Entertainment

Book reviews: David Cameron's For The Record, Ian McEwan's The Cockroach

For The Record by David Cameron
For The Record by David Cameron

NON-FICTION

For The Record by David Cameron is published in hardback by William Collins, priced £25 (ebook £14.99)

HOW you feel about David Cameron's autobiography may depend more on how you feel about the man, his party and the Brexit referendum than the quality of the writing. The writing is both charming and self-deprecating, for example when talking about the generations of his family who went to Eton. To some it will be an honest account of how an honourable man listened to what the party and the country were saying. While for others, it is a self-serving account of trying to solve an internal Tory party problem, which dragged the country into years of mess, with a badly timed vote and poor argument for Remain. If you are fascinated by politics, understanding the ebb and flow of relationships with friends and colleagues like George Osborne, Michael Gove and Boris Johnson provides insights into ambition, loyalty, principles and which matters most. Johnson doesn't come out of it well. It also provides a window on forming the coalition, and major historical moments like Syria and Libya, the Scottish referendum and gay marriage. Ironically, his feeling that reforming the Tory party to make it more modern and inclusive was what drove him to want to be prime minister, doesn't seem to connect with the austerity he imposed. The book is most moving when he talks about his wife Samantha and the death of their son Ivan. While Cameron admits to some of his mistakes, For The Record sometimes falls into the humblebrag, or restating his opinion that he was right. It will be up to history to decide just how big those mistakes were.

6/10

Bridie Pritchard

FICTION

The Cockroach by Ian McEwan is published in paperback by Jonathan Cape Vintage, priced £7.99 (ebook £3.99)

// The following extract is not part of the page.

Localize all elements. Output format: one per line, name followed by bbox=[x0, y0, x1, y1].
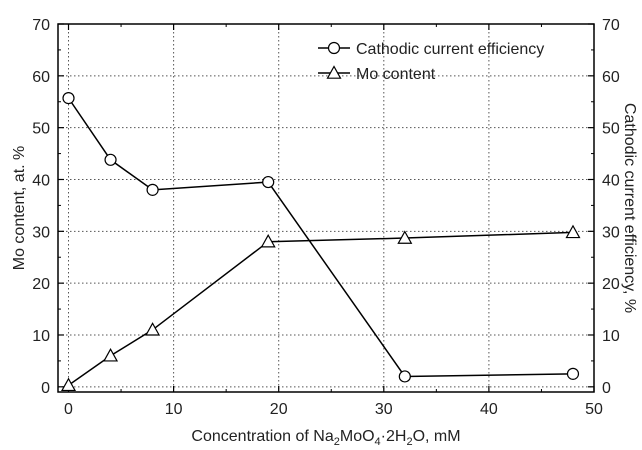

YOU don't need to have read Franz Kafka's The Metamorphosis to fathom Ian McEwan's new, highly political and brutally scathing novella, The Cockroach, but the topsy-turvy homage will likely end up on school syllabuses toot sweet. A shrewd, resolute cockroach wakes up in the fleshy, horrifyingly two-legged body of the British prime minister and is intent on delivering the 'will of the people' at any and all costs. Sound familiar? McEwan rattles acerbically through the outrageous strategising, dishonesty and underhand 'negotiating' required to force through 'Reversalism' (rather than Brexit), which will see the flow of Britain's money reversed... Prescient, caustic and droll, it's too uncomfortably accurate/terrifying to be laugh-out-loud funny. It's satire, both amusing and painful.